Jadi ilmuwan harus berkejaran dengan waktu jika ingin melihat bagaimana sebuah ekosistem terbentuk atau berkembang.
Sementara itu, ilmuwan sudah memiliki hipotesis mengenai kehidupan di bawah lapisan es.
"Hipotesis kami adalah itu mirip dengan lautan yang sangat dalam, tidak ada sinar matahari, fitoplankton dan kotoran zooplankton yang menjadi makanan penting. Tapi itu masih perlu diuji," kata Phil Trathan, Kepala konservasi ekologi BAS.
Selain itu ilmuwan menduga ada perubahan yang cepat terhadap ekosistem dari area yang baru tersebut.
"Jika terkena sinar matahari maka akan ada fitoplankton dan zooplankton. Mungkin kita akan segera menemukan burung laut dan mamalia laut yang akan mulai mencari makan di daerah itu," katanya.
"Jadi ini akan menjadi semacam reaksi berantai yang memicu perubahan cukup signifikan dalam skala waktu yang relatif singkat," tambah Grant.
Kalau beruntung, ilmuwan akan menyaksikan perubahan paling awal, yaitu perkembangan fitoplankton di perairan terbuka.
Setelah itu, zooplankton dan krustasea kecil bisa jadi muncul.
Sayangnya kesempatan langka ini mengalami kendala pendanaan.
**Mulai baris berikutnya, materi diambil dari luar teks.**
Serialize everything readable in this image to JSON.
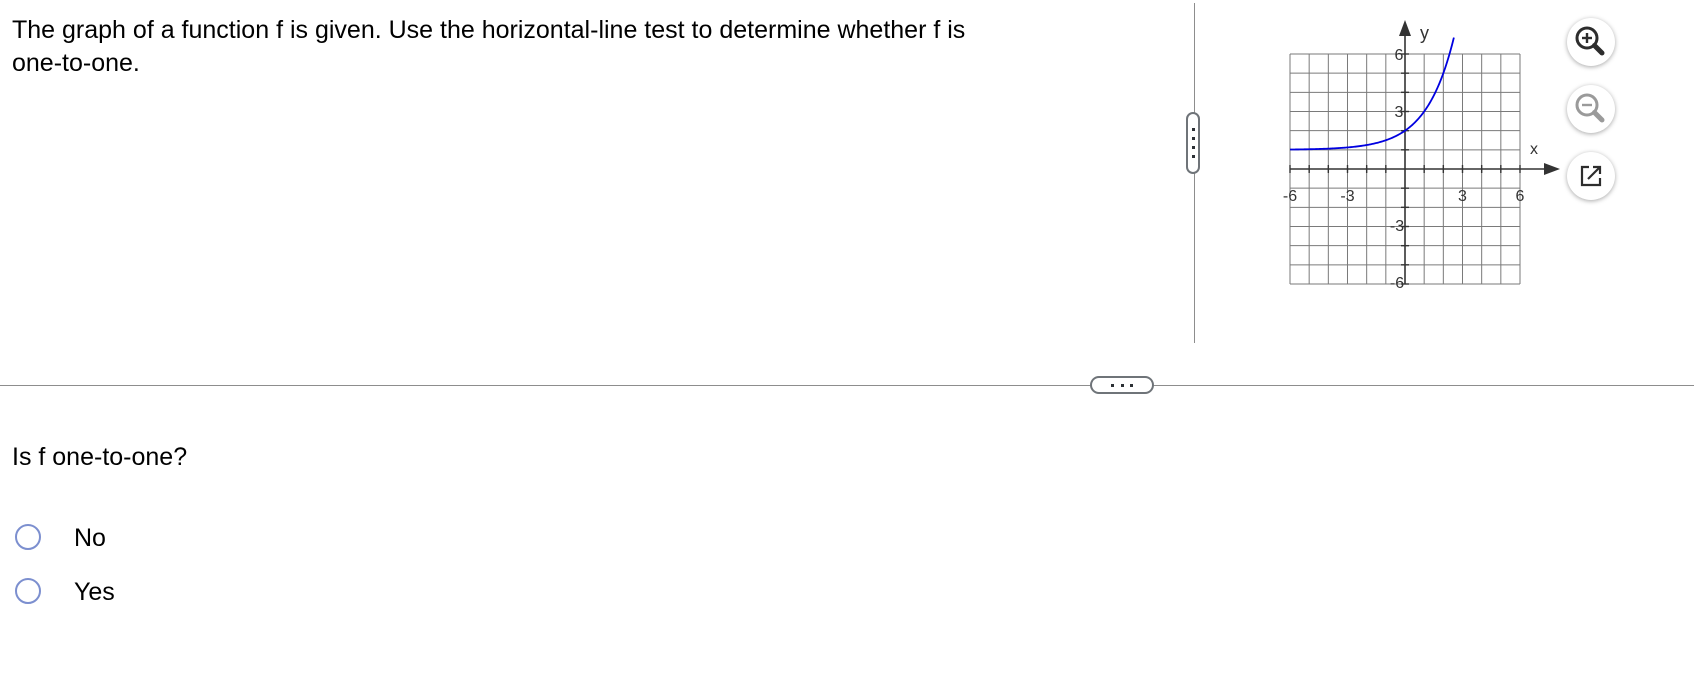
{
  "question": {
    "text": "The graph of a function f is given.  Use the horizontal-line test to determine whether f is one-to-one."
  },
  "graph": {
    "x_axis_label": "x",
    "y_axis_label": "y",
    "x_ticks": [
      "-6",
      "-3",
      "3",
      "6"
    ],
    "y_ticks": [
      "6",
      "3",
      "-3",
      "-6"
    ],
    "curve_color": "#0000e0",
    "grid_color": "#7a7a7a",
    "axis_color": "#333333"
  },
  "graph_tools": {
    "zoom_in_icon": "zoom-in-icon",
    "zoom_out_icon": "zoom-out-icon",
    "popout_icon": "external-window-icon"
  },
  "prompt": "Is f one-to-one?",
  "options": [
    {
      "label": "No",
      "selected": false
    },
    {
      "label": "Yes",
      "selected": false
    }
  ],
  "colors": {
    "radio_border": "#7c8fcf",
    "splitter": "#8d8d8d",
    "handle_border": "#6f7479",
    "zoom_in_accent": "#2d2d2d",
    "zoom_out_accent": "#9a9a9a"
  }
}
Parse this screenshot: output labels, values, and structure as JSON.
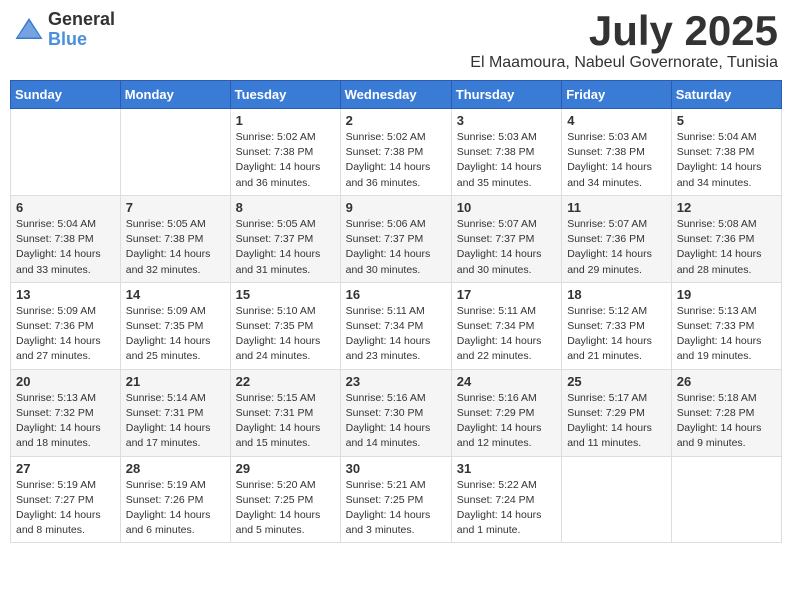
{
  "logo": {
    "general": "General",
    "blue": "Blue"
  },
  "title": "July 2025",
  "subtitle": "El Maamoura, Nabeul Governorate, Tunisia",
  "weekdays": [
    "Sunday",
    "Monday",
    "Tuesday",
    "Wednesday",
    "Thursday",
    "Friday",
    "Saturday"
  ],
  "weeks": [
    [
      null,
      null,
      {
        "day": 1,
        "sunrise": "5:02 AM",
        "sunset": "7:38 PM",
        "daylight": "14 hours and 36 minutes."
      },
      {
        "day": 2,
        "sunrise": "5:02 AM",
        "sunset": "7:38 PM",
        "daylight": "14 hours and 36 minutes."
      },
      {
        "day": 3,
        "sunrise": "5:03 AM",
        "sunset": "7:38 PM",
        "daylight": "14 hours and 35 minutes."
      },
      {
        "day": 4,
        "sunrise": "5:03 AM",
        "sunset": "7:38 PM",
        "daylight": "14 hours and 34 minutes."
      },
      {
        "day": 5,
        "sunrise": "5:04 AM",
        "sunset": "7:38 PM",
        "daylight": "14 hours and 34 minutes."
      }
    ],
    [
      {
        "day": 6,
        "sunrise": "5:04 AM",
        "sunset": "7:38 PM",
        "daylight": "14 hours and 33 minutes."
      },
      {
        "day": 7,
        "sunrise": "5:05 AM",
        "sunset": "7:38 PM",
        "daylight": "14 hours and 32 minutes."
      },
      {
        "day": 8,
        "sunrise": "5:05 AM",
        "sunset": "7:37 PM",
        "daylight": "14 hours and 31 minutes."
      },
      {
        "day": 9,
        "sunrise": "5:06 AM",
        "sunset": "7:37 PM",
        "daylight": "14 hours and 30 minutes."
      },
      {
        "day": 10,
        "sunrise": "5:07 AM",
        "sunset": "7:37 PM",
        "daylight": "14 hours and 30 minutes."
      },
      {
        "day": 11,
        "sunrise": "5:07 AM",
        "sunset": "7:36 PM",
        "daylight": "14 hours and 29 minutes."
      },
      {
        "day": 12,
        "sunrise": "5:08 AM",
        "sunset": "7:36 PM",
        "daylight": "14 hours and 28 minutes."
      }
    ],
    [
      {
        "day": 13,
        "sunrise": "5:09 AM",
        "sunset": "7:36 PM",
        "daylight": "14 hours and 27 minutes."
      },
      {
        "day": 14,
        "sunrise": "5:09 AM",
        "sunset": "7:35 PM",
        "daylight": "14 hours and 25 minutes."
      },
      {
        "day": 15,
        "sunrise": "5:10 AM",
        "sunset": "7:35 PM",
        "daylight": "14 hours and 24 minutes."
      },
      {
        "day": 16,
        "sunrise": "5:11 AM",
        "sunset": "7:34 PM",
        "daylight": "14 hours and 23 minutes."
      },
      {
        "day": 17,
        "sunrise": "5:11 AM",
        "sunset": "7:34 PM",
        "daylight": "14 hours and 22 minutes."
      },
      {
        "day": 18,
        "sunrise": "5:12 AM",
        "sunset": "7:33 PM",
        "daylight": "14 hours and 21 minutes."
      },
      {
        "day": 19,
        "sunrise": "5:13 AM",
        "sunset": "7:33 PM",
        "daylight": "14 hours and 19 minutes."
      }
    ],
    [
      {
        "day": 20,
        "sunrise": "5:13 AM",
        "sunset": "7:32 PM",
        "daylight": "14 hours and 18 minutes."
      },
      {
        "day": 21,
        "sunrise": "5:14 AM",
        "sunset": "7:31 PM",
        "daylight": "14 hours and 17 minutes."
      },
      {
        "day": 22,
        "sunrise": "5:15 AM",
        "sunset": "7:31 PM",
        "daylight": "14 hours and 15 minutes."
      },
      {
        "day": 23,
        "sunrise": "5:16 AM",
        "sunset": "7:30 PM",
        "daylight": "14 hours and 14 minutes."
      },
      {
        "day": 24,
        "sunrise": "5:16 AM",
        "sunset": "7:29 PM",
        "daylight": "14 hours and 12 minutes."
      },
      {
        "day": 25,
        "sunrise": "5:17 AM",
        "sunset": "7:29 PM",
        "daylight": "14 hours and 11 minutes."
      },
      {
        "day": 26,
        "sunrise": "5:18 AM",
        "sunset": "7:28 PM",
        "daylight": "14 hours and 9 minutes."
      }
    ],
    [
      {
        "day": 27,
        "sunrise": "5:19 AM",
        "sunset": "7:27 PM",
        "daylight": "14 hours and 8 minutes."
      },
      {
        "day": 28,
        "sunrise": "5:19 AM",
        "sunset": "7:26 PM",
        "daylight": "14 hours and 6 minutes."
      },
      {
        "day": 29,
        "sunrise": "5:20 AM",
        "sunset": "7:25 PM",
        "daylight": "14 hours and 5 minutes."
      },
      {
        "day": 30,
        "sunrise": "5:21 AM",
        "sunset": "7:25 PM",
        "daylight": "14 hours and 3 minutes."
      },
      {
        "day": 31,
        "sunrise": "5:22 AM",
        "sunset": "7:24 PM",
        "daylight": "14 hours and 1 minute."
      },
      null,
      null
    ]
  ]
}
Untung saja sudah ada pemberitaan yang menyebutkan jika Korea selatan akan melakukan ekspedisi pada awal tahun 2018 di area tersebut, juga ekspedisi dari Jerman pada tahun 2019. Sementara BAS sendiri juga tengah mempertimbangkan untuk mengirimkan kapal riset pada tahun depan.
"Hal ini sangat berarti bagi ilmu pengetahuan karena kita bisa menilai seberapa cepat mahluk hidup dapat menanggapi perubahan lingkungan, termasuk perubahan iklim dan perubahan antropogenik. Kita juga bisa belajar bagaimana sistem kelautan berkembang di bawah tekanan perubahan lingkungan," tukas Julian Gutt, ahli biologi laut yang memimpin ekspedisi ke Larsen A dan B.